Tuesday, May 15, 2012

First You Make a Roux, or...

...breaking the canned cream soup habit.

The secret is to learn to make a white sauce.  Once you've mastered a while sauce you can bypass just about any recipe that calls for a can of cream of something soup.  I still have a very few favorite recipes that call for a can of soup, like my mother's meatloaf that uses the soup as the gravy, but for the most part, I've pitched all those types of recipes.

A good white sauce is only 3 ingredients - butter (or oil), flour and milk.  That's it.  Once you've created your white sauce, though, there are countless possibilities and ingredients you can add to it.  Add in some freshly shredded cheese of your choice, and you've got a beautiful cheese sauce.  It's a fairly simple technique once you get the hang of it, but be forewarned: This is not something you can walk away from!

The first thing you must do to make a successful white sauce is to make a roux.  There are several degrees to a roux, depending on the depth of flavor and color you want.  For a traditional white sauce, you're going to make a light roux.

Start by melting 1/4 cup or 4 teaspoons of butter in a pan over medium heat.  Unless you have a good wooden spoon or a silicone whisk, you're going to want to use a stainless steel, aluminum, or well seasoned cast iron pan.  This is not a good use of your non-stick pans, as you will scratch them with your whisk.

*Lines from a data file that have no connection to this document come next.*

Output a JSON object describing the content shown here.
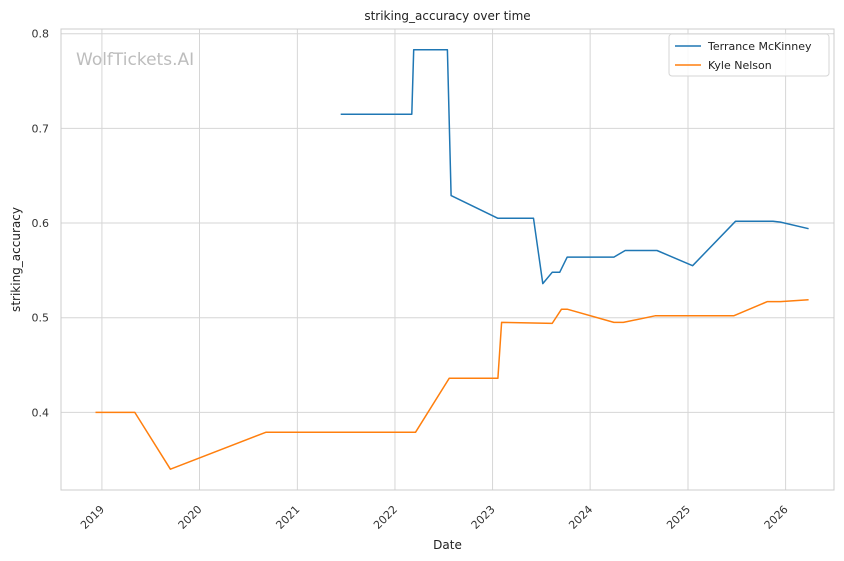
{
  "chart_data": {
    "type": "line",
    "title": "striking_accuracy over time",
    "xlabel": "Date",
    "ylabel": "striking_accuracy",
    "watermark": "WolfTickets.AI",
    "xlim": [
      "2018-08-01",
      "2026-07-01"
    ],
    "ylim": [
      0.318,
      0.805
    ],
    "x_ticks": [
      "2019",
      "2020",
      "2021",
      "2022",
      "2023",
      "2024",
      "2025",
      "2026"
    ],
    "y_ticks": [
      "0.4",
      "0.5",
      "0.6",
      "0.7",
      "0.8"
    ],
    "grid": true,
    "legend_position": "top-right",
    "series": [
      {
        "name": "Terrance McKinney",
        "color": "#1f77b4",
        "points": [
          [
            "2021-06-12",
            0.715
          ],
          [
            "2022-03-05",
            0.715
          ],
          [
            "2022-03-12",
            0.783
          ],
          [
            "2022-07-16",
            0.783
          ],
          [
            "2022-07-30",
            0.629
          ],
          [
            "2023-01-21",
            0.605
          ],
          [
            "2023-06-03",
            0.605
          ],
          [
            "2023-07-08",
            0.536
          ],
          [
            "2023-08-12",
            0.548
          ],
          [
            "2023-09-09",
            0.548
          ],
          [
            "2023-10-07",
            0.564
          ],
          [
            "2024-03-30",
            0.564
          ],
          [
            "2024-05-11",
            0.571
          ],
          [
            "2024-09-07",
            0.571
          ],
          [
            "2025-01-18",
            0.555
          ],
          [
            "2025-06-28",
            0.602
          ],
          [
            "2025-11-15",
            0.602
          ],
          [
            "2025-12-13",
            0.601
          ],
          [
            "2026-03-28",
            0.594
          ]
        ]
      },
      {
        "name": "Kyle Nelson",
        "color": "#ff7f0e",
        "points": [
          [
            "2018-12-08",
            0.4
          ],
          [
            "2019-05-04",
            0.4
          ],
          [
            "2019-09-14",
            0.34
          ],
          [
            "2020-09-05",
            0.379
          ],
          [
            "2022-03-19",
            0.379
          ],
          [
            "2022-07-23",
            0.436
          ],
          [
            "2023-01-21",
            0.436
          ],
          [
            "2023-02-04",
            0.495
          ],
          [
            "2023-08-12",
            0.494
          ],
          [
            "2023-09-16",
            0.509
          ],
          [
            "2023-10-07",
            0.509
          ],
          [
            "2024-03-30",
            0.495
          ],
          [
            "2024-05-04",
            0.495
          ],
          [
            "2024-08-31",
            0.502
          ],
          [
            "2025-06-21",
            0.502
          ],
          [
            "2025-10-25",
            0.517
          ],
          [
            "2025-12-13",
            0.517
          ],
          [
            "2026-03-28",
            0.519
          ]
        ]
      }
    ]
  }
}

Once the butter is just melted, add 1/4 or 4 teaspoons flour and whisk it around immediately.  The flour should sort of foam up the butter slightly.  Continue whisking for 1-2 minutes to cook the flour.  It's important that the flour cook thoroughly or you will have a pasty tasting sauce.  If the mixture seems dry and crumbly, add a teaspoon or so of butter (or oil) at a time until you have a smooth paste.  Now you have a roux.  I've been told that at this point, if you've made a large quantity, you can remove it from the heat and store it in small batches in your freezer for adding to sauces and soups later.  I haven't tried that method yet.  If you do, let me know how it works out!

Finally slowly pour in one cup of milk.  Some folks will say to warm the milk first, but generally I just measure out the milk first and let it come to room temperature as I gather the remainder of the ingredients.  Whisk constantly until the ingredients are combined well.  Let the milk come just to a boil (this will also help cook off the flour), and reduce the heat to medium low.  Once your sauce has thickened slightly, you can add in anything you'd like - salt and pepper, freshly grated cheese, basil and oregano, sauteed mushrooms and onions - to make the sauce truly yours.